The rise of online education via Khan academy, Coursera and Udacity.

Workable electric cars.

Twitter.

Arduino boards.

git



Biggest innovation in my mind is the concept behind KickStarter. Literally revolutionizing marketing, fundraising, and the product development process.


I think that everything you directly mentioned is incremental improvements over the last decades (electric cards, SSDs, 3d printing, tissue printing, DNA/RNA microarrays, 3d motion detection, RaspberryPI and Arduino [which are more mass production and extra firmware plays than anything], etc).

However the io9 link's contents are the f-ing future and they didn't even scratch the surface. Our understanding of biology is getting better and better, automation is finally starting to get wide acceptance both in industry and academia, and there is so much work being done by universities today that was pure science fiction only a decade ago.

The future is sneaking up on us quietly, and once it's here, there's no going back :)


I think that understating current era achievements is some sort of cognitive bias. Quite probably it even has a fancy name that I don't know of.

For example, recently one my friend argued that there haven't been too many inventions in the latest quarter of the 20th century and beyond (compared to first three quarters of the 1900s). It took me some time to explain it that having the internet, self-driving cars and computerized prosthetics is fucking amazing. Also, the clip of Louis CK ("Everything is amazing and nobody's happy" [1]) helped :)

[1] https://www.youtube.com/watch?v=mRnzZZw84v0

ADD: found the term! Rosy retrospection!

http://en.wikipedia.org/wiki/Rosy_retrospection


The future doesn't happen overnight; everything is an incremental improvement ;) SSDs are designed as a drop-in-replacement for spinning hard disks. i.e. they work in systems designed for spinning hard disks. Systems adapted to how they work takes time.

things which are "the f-ing future" aren't on the mass market yet. When they finally are, you could say with some justification that "this is just an incremental improvement of the real breakthrough of 2012" ;)


Out of all those things you listed, self-driving cars and maybe - just maybe - 3D printing are the only truly exciting things, at least in terms of their potential to be disruptive.


I think consumer robotics is a massive market that needs a breakout in. I can easily see people throwing away life savings, a double mortgage, and their cars to get a personal butler droid that cooked, cleaned, did dishes, mowed lans, etc. Maybe even more importantly, the wealthy elite class would throw millions away to replace servant crews. It doesn't need to be one machine, it doesn't need to look human, you could probably control it with your phone rather than finicky voice recognition. I think the technology is already there, nobody just took the initiative.

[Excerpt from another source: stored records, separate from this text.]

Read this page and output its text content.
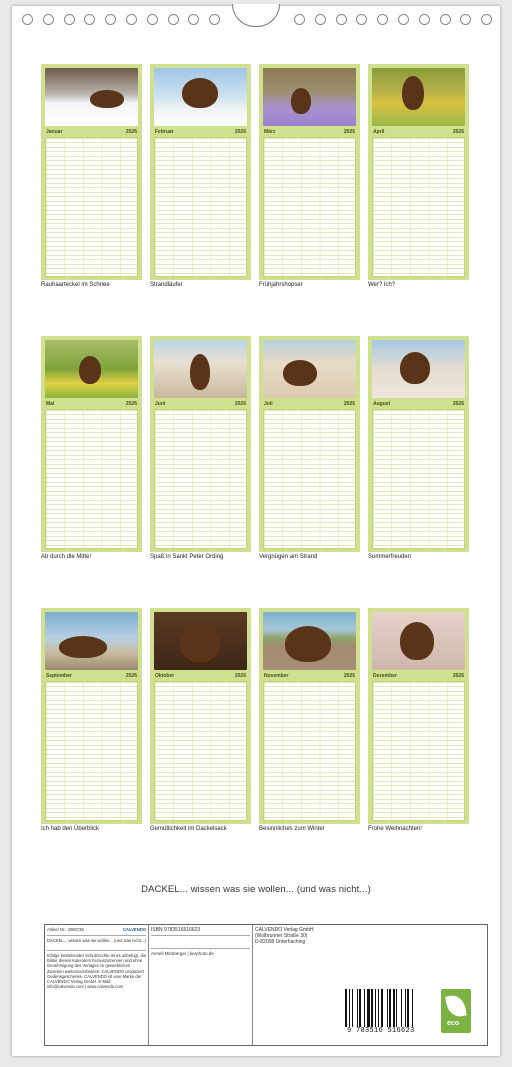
Januar	2026
Rauhaarteckel im Schnee
Februar	2026
Strandläufer
März	2026
Frühjahrshopser
April	2026
Wer? Ich?
Mai	2026
Ab durch die Mitte!
Juni	2026
Spaß in Sankt Peter Ording
Juli	2026
Vergnügen am Strand
August	2026
Sommerfreuden
September	2026
Ich hab den Überblick
Oktober	2026
Gemütlichkeit im Dackelsack
November	2026
Besinnliches zum Winter
Dezember	2026
Frohe Weihnachten!
DACKEL... wissen was sie wollen... (und was nicht...)
Artikel Nr.: 2086736	CALVENDO
DACKEL... wissen was sie wollen... (und was nicht...)
Infolge bestehender Schutzrechte ist es unbefugt, die Bilder dieses Kalenders herauszutrennen und ohne Genehmigung des Verlages zu gewerblichen Zwecken weiterzuverbreiten. CALVENDO produziert Gedenkgeschenke. CALVENDO ist eine Marke der CALVENDO Verlag GmbH. E-Mail: info@calvendo.com | www.calvendo.com
ISBN 9783516516623
Anneli Mirsberger | tierphoto.de
CALVENDO Verlag GmbH
(Wolbrunner Straße 30)
D-82008 Unterhaching
9 783516 516623
eco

Sorry for the me-too comment.

It is apparent to me that if you had the shekels to throw in a certain direction 3D printing would be one direction. It seems to be hitting that inflection point.

Self-directed tuition is the other: Khan Academy, Coursera et al., cheap scalable global education. Total game changer. When has this happened before? Never.


Geesh, only two major paradigm-shifts emerging in one year. How tedious!


Neither of those are from 2012.


I think the argument is that they've been getting into the mainstream this year...

I think the year that a new paradigm-shifting technology is first conceived and then developed, and then implemented on any scale within a single year will be a time to celebrate the end of humanity and the peak of the singularity!... (if it ever happens)


I like what has happened with internet radio. But opposite of boring is exciting. I still couldn't get myself excited with the present though.


One thing that's fun to do when the present loses appeal is to envision the future. Write out in a journal page what a day in your envisioned future is like.